Earn-outs also keep departing owners and key managers engaged, often requiring them to stay on in advisory roles to steer the company toward its targets. That continuity can boost morale, retain customers, and maintain momentum during a vulnerable transition period—all while signaling to employees that leadership still has skin in the game.

Downsides: Delays, Disputes, and Opportunity Costs

Earn-outs are famously fertile ground for post-closing disputes. Buyers might fold the acquired firm into a larger unit, shift expenses, or change sales strategies, any of which can dent short-term earnings and jeopardize an earn-out payment. Even with the best intentions, economic swings or supply-chain shocks can make reasonable targets suddenly unreachable.

Meanwhile, sellers effectively finance part of the deal interest-free and live with years of uncertainty about when—or whether—they’ll see the rest of their money. Legal fees, strained relationships, and distracted management teams are common by-products when actual results start diverging from rosy projections.

Making Earn-Outs Work: Practical Safeguards

If you decide that an earn-out is the right route for selling your business, build guardrails early. First, choose performance metrics that are as tamper-proof as possible—top-line revenue is often simpler than profit, which can be massaged with accounting moves. Second, outline in writing who controls budgeting, hiring, and major strategic pivots during the earn-out period, and consider carve-outs that adjust targets if market-wide shocks strike.
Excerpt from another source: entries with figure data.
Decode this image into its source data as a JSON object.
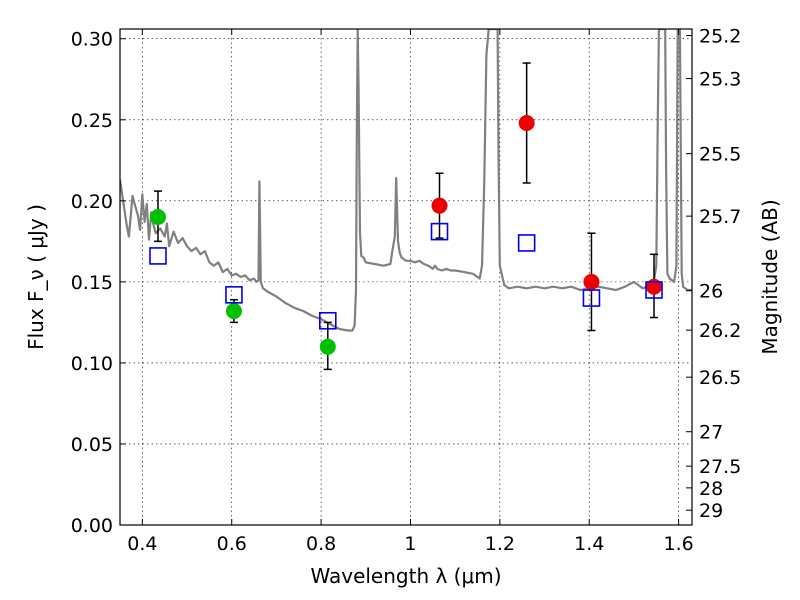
{
  "chart_data": {
    "type": "scatter",
    "xlabel": "Wavelength  λ (μm)",
    "ylabel": "Flux  F_ν  ( μJy )",
    "y2label": "Magnitude (AB)",
    "xlim": [
      0.35,
      1.63
    ],
    "ylim": [
      0.0,
      0.306
    ],
    "grid": true,
    "x_ticks": [
      {
        "value": 0.4,
        "label": "0.4"
      },
      {
        "value": 0.6,
        "label": "0.6"
      },
      {
        "value": 0.8,
        "label": "0.8"
      },
      {
        "value": 1.0,
        "label": "1"
      },
      {
        "value": 1.2,
        "label": "1.2"
      },
      {
        "value": 1.4,
        "label": "1.4"
      },
      {
        "value": 1.6,
        "label": "1.6"
      }
    ],
    "y_ticks": [
      {
        "value": 0.0,
        "label": "0.00"
      },
      {
        "value": 0.05,
        "label": "0.05"
      },
      {
        "value": 0.1,
        "label": "0.10"
      },
      {
        "value": 0.15,
        "label": "0.15"
      },
      {
        "value": 0.2,
        "label": "0.20"
      },
      {
        "value": 0.25,
        "label": "0.25"
      },
      {
        "value": 0.3,
        "label": "0.30"
      }
    ],
    "y2_ticks": [
      {
        "mag": 25.2,
        "label": "25.2"
      },
      {
        "mag": 25.3,
        "label": "25.3"
      },
      {
        "mag": 25.5,
        "label": "25.5"
      },
      {
        "mag": 25.7,
        "label": "25.7"
      },
      {
        "mag": 26.0,
        "label": "26"
      },
      {
        "mag": 26.2,
        "label": "26.2"
      },
      {
        "mag": 26.5,
        "label": "26.5"
      },
      {
        "mag": 27.0,
        "label": "27"
      },
      {
        "mag": 27.5,
        "label": "27.5"
      },
      {
        "mag": 28.0,
        "label": "28"
      },
      {
        "mag": 29.0,
        "label": "29"
      }
    ],
    "series": [
      {
        "style": "line",
        "color": "#808080",
        "points": [
          [
            0.35,
            0.213
          ],
          [
            0.365,
            0.185
          ],
          [
            0.37,
            0.178
          ],
          [
            0.378,
            0.203
          ],
          [
            0.385,
            0.196
          ],
          [
            0.39,
            0.191
          ],
          [
            0.395,
            0.182
          ],
          [
            0.4,
            0.204
          ],
          [
            0.405,
            0.187
          ],
          [
            0.41,
            0.198
          ],
          [
            0.415,
            0.176
          ],
          [
            0.42,
            0.193
          ],
          [
            0.425,
            0.185
          ],
          [
            0.43,
            0.18
          ],
          [
            0.44,
            0.183
          ],
          [
            0.45,
            0.178
          ],
          [
            0.455,
            0.186
          ],
          [
            0.46,
            0.172
          ],
          [
            0.47,
            0.181
          ],
          [
            0.48,
            0.174
          ],
          [
            0.49,
            0.177
          ],
          [
            0.5,
            0.172
          ],
          [
            0.51,
            0.169
          ],
          [
            0.52,
            0.171
          ],
          [
            0.53,
            0.167
          ],
          [
            0.54,
            0.169
          ],
          [
            0.55,
            0.162
          ],
          [
            0.56,
            0.16
          ],
          [
            0.57,
            0.162
          ],
          [
            0.58,
            0.156
          ],
          [
            0.59,
            0.158
          ],
          [
            0.6,
            0.154
          ],
          [
            0.61,
            0.155
          ],
          [
            0.62,
            0.153
          ],
          [
            0.63,
            0.154
          ],
          [
            0.64,
            0.151
          ],
          [
            0.65,
            0.152
          ],
          [
            0.655,
            0.15
          ],
          [
            0.66,
            0.151
          ],
          [
            0.662,
            0.212
          ],
          [
            0.665,
            0.15
          ],
          [
            0.67,
            0.146
          ],
          [
            0.68,
            0.144
          ],
          [
            0.7,
            0.141
          ],
          [
            0.72,
            0.137
          ],
          [
            0.74,
            0.134
          ],
          [
            0.76,
            0.132
          ],
          [
            0.78,
            0.129
          ],
          [
            0.8,
            0.127
          ],
          [
            0.82,
            0.124
          ],
          [
            0.84,
            0.121
          ],
          [
            0.86,
            0.12
          ],
          [
            0.87,
            0.12
          ],
          [
            0.875,
            0.123
          ],
          [
            0.878,
            0.145
          ],
          [
            0.88,
            0.24
          ],
          [
            0.882,
            0.306
          ],
          [
            0.884,
            0.268
          ],
          [
            0.887,
            0.18
          ],
          [
            0.89,
            0.166
          ],
          [
            0.895,
            0.165
          ],
          [
            0.9,
            0.162
          ],
          [
            0.92,
            0.161
          ],
          [
            0.94,
            0.16
          ],
          [
            0.955,
            0.161
          ],
          [
            0.96,
            0.17
          ],
          [
            0.965,
            0.178
          ],
          [
            0.968,
            0.214
          ],
          [
            0.972,
            0.175
          ],
          [
            0.976,
            0.168
          ],
          [
            0.98,
            0.165
          ],
          [
            0.99,
            0.163
          ],
          [
            1.0,
            0.163
          ],
          [
            1.01,
            0.162
          ],
          [
            1.02,
            0.163
          ],
          [
            1.03,
            0.161
          ],
          [
            1.04,
            0.16
          ],
          [
            1.05,
            0.158
          ],
          [
            1.055,
            0.16
          ],
          [
            1.06,
            0.158
          ],
          [
            1.07,
            0.157
          ],
          [
            1.08,
            0.158
          ],
          [
            1.09,
            0.157
          ],
          [
            1.1,
            0.157
          ],
          [
            1.12,
            0.156
          ],
          [
            1.14,
            0.155
          ],
          [
            1.15,
            0.153
          ],
          [
            1.155,
            0.152
          ],
          [
            1.16,
            0.16
          ],
          [
            1.165,
            0.21
          ],
          [
            1.17,
            0.29
          ],
          [
            1.175,
            0.306
          ],
          [
            1.195,
            0.306
          ],
          [
            1.197,
            0.23
          ],
          [
            1.2,
            0.16
          ],
          [
            1.21,
            0.148
          ],
          [
            1.22,
            0.146
          ],
          [
            1.24,
            0.147
          ],
          [
            1.26,
            0.146
          ],
          [
            1.28,
            0.147
          ],
          [
            1.3,
            0.146
          ],
          [
            1.32,
            0.147
          ],
          [
            1.34,
            0.146
          ],
          [
            1.36,
            0.147
          ],
          [
            1.38,
            0.145
          ],
          [
            1.4,
            0.146
          ],
          [
            1.42,
            0.147
          ],
          [
            1.44,
            0.146
          ],
          [
            1.46,
            0.145
          ],
          [
            1.48,
            0.147
          ],
          [
            1.5,
            0.15
          ],
          [
            1.51,
            0.148
          ],
          [
            1.52,
            0.146
          ],
          [
            1.53,
            0.147
          ],
          [
            1.545,
            0.151
          ],
          [
            1.55,
            0.16
          ],
          [
            1.553,
            0.24
          ],
          [
            1.556,
            0.306
          ],
          [
            1.57,
            0.306
          ],
          [
            1.572,
            0.22
          ],
          [
            1.575,
            0.155
          ],
          [
            1.58,
            0.152
          ],
          [
            1.59,
            0.15
          ],
          [
            1.595,
            0.16
          ],
          [
            1.598,
            0.306
          ],
          [
            1.603,
            0.306
          ],
          [
            1.607,
            0.155
          ],
          [
            1.61,
            0.147
          ],
          [
            1.62,
            0.145
          ],
          [
            1.63,
            0.145
          ]
        ]
      },
      {
        "style": "circles",
        "color": "#00c000",
        "points": [
          [
            0.435,
            0.19
          ],
          [
            0.605,
            0.132
          ],
          [
            0.815,
            0.11
          ]
        ],
        "errors": [
          [
            0.435,
            0.175,
            0.206
          ],
          [
            0.605,
            0.125,
            0.139
          ],
          [
            0.815,
            0.096,
            0.125
          ]
        ]
      },
      {
        "style": "circles",
        "color": "#ee0000",
        "points": [
          [
            1.065,
            0.197
          ],
          [
            1.26,
            0.248
          ],
          [
            1.405,
            0.15
          ],
          [
            1.545,
            0.147
          ]
        ],
        "errors": [
          [
            1.065,
            0.177,
            0.217
          ],
          [
            1.26,
            0.211,
            0.285
          ],
          [
            1.405,
            0.12,
            0.18
          ],
          [
            1.545,
            0.128,
            0.167
          ]
        ]
      },
      {
        "style": "squares",
        "color": "#0000ee",
        "points": [
          [
            0.435,
            0.166
          ],
          [
            0.605,
            0.142
          ],
          [
            0.815,
            0.126
          ],
          [
            1.065,
            0.181
          ],
          [
            1.26,
            0.174
          ],
          [
            1.405,
            0.14
          ],
          [
            1.545,
            0.145
          ]
        ]
      }
    ]
  }
}
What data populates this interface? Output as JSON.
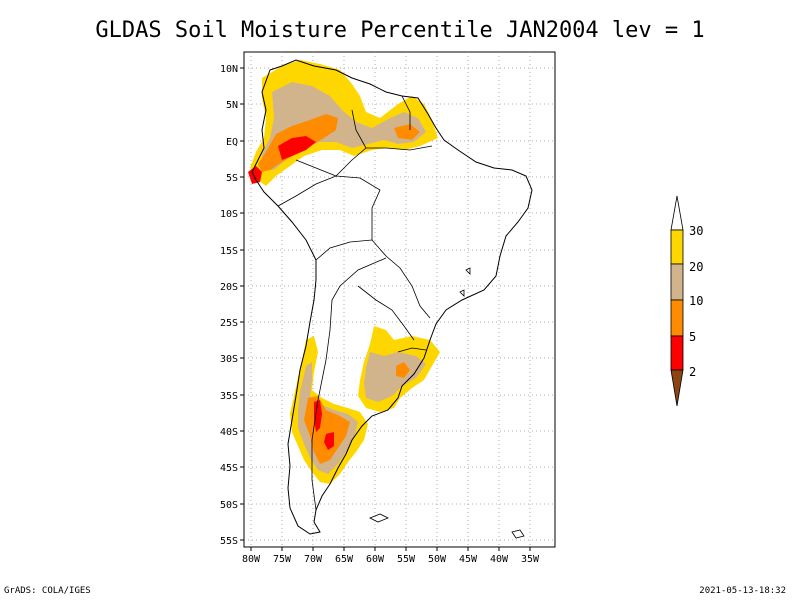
{
  "title": "GLDAS Soil Moisture Percentile JAN2004 lev = 1",
  "footer": {
    "left": "GrADS: COLA/IGES",
    "right": "2021-05-13-18:32"
  },
  "map": {
    "lat_labels": [
      "10N",
      "5N",
      "EQ",
      "5S",
      "10S",
      "15S",
      "20S",
      "25S",
      "30S",
      "35S",
      "40S",
      "45S",
      "50S",
      "55S"
    ],
    "lon_labels": [
      "80W",
      "75W",
      "70W",
      "65W",
      "60W",
      "55W",
      "50W",
      "45W",
      "40W",
      "35W"
    ],
    "lat_range": [
      -56,
      11
    ],
    "lon_range": [
      -81,
      -34
    ],
    "grid": true
  },
  "legend": {
    "labels": [
      "30",
      "20",
      "10",
      "5",
      "2"
    ],
    "colors": {
      "above_30": "#ffffff",
      "20_30": "#ffd700",
      "10_20": "#d2b48c",
      "5_10": "#ff8c00",
      "2_5": "#ff0000",
      "below_2": "#8b4513"
    }
  }
}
Third, negotiate dispute-resolution mechanisms upfront, such as appointing a neutral accountant whose judgment is binding. Finally, cap the earn-out period: three years is common, five is pushing it, and anything longer can turn a straightforward exit into an endless engagement.

Conclusion

Earn-outs can be a creative way to unlock deals that would otherwise stall, rewarding both sides if the business thrives after the handover. Yet they also introduce complexity, prolong risk, and create fertile ground for conflict. Sellers must weigh the lure of a higher overall price against the certainty and freedom that come with an all-cash exit, while buyers should assess whether the future performance they’re banking on is truly within reach.

With clear metrics, solid legal drafting, and realistic expectations, an earn-out can turn mutual doubt into mutual gain—but only if both parties remain partners long enough to see the final payment cross the finish line.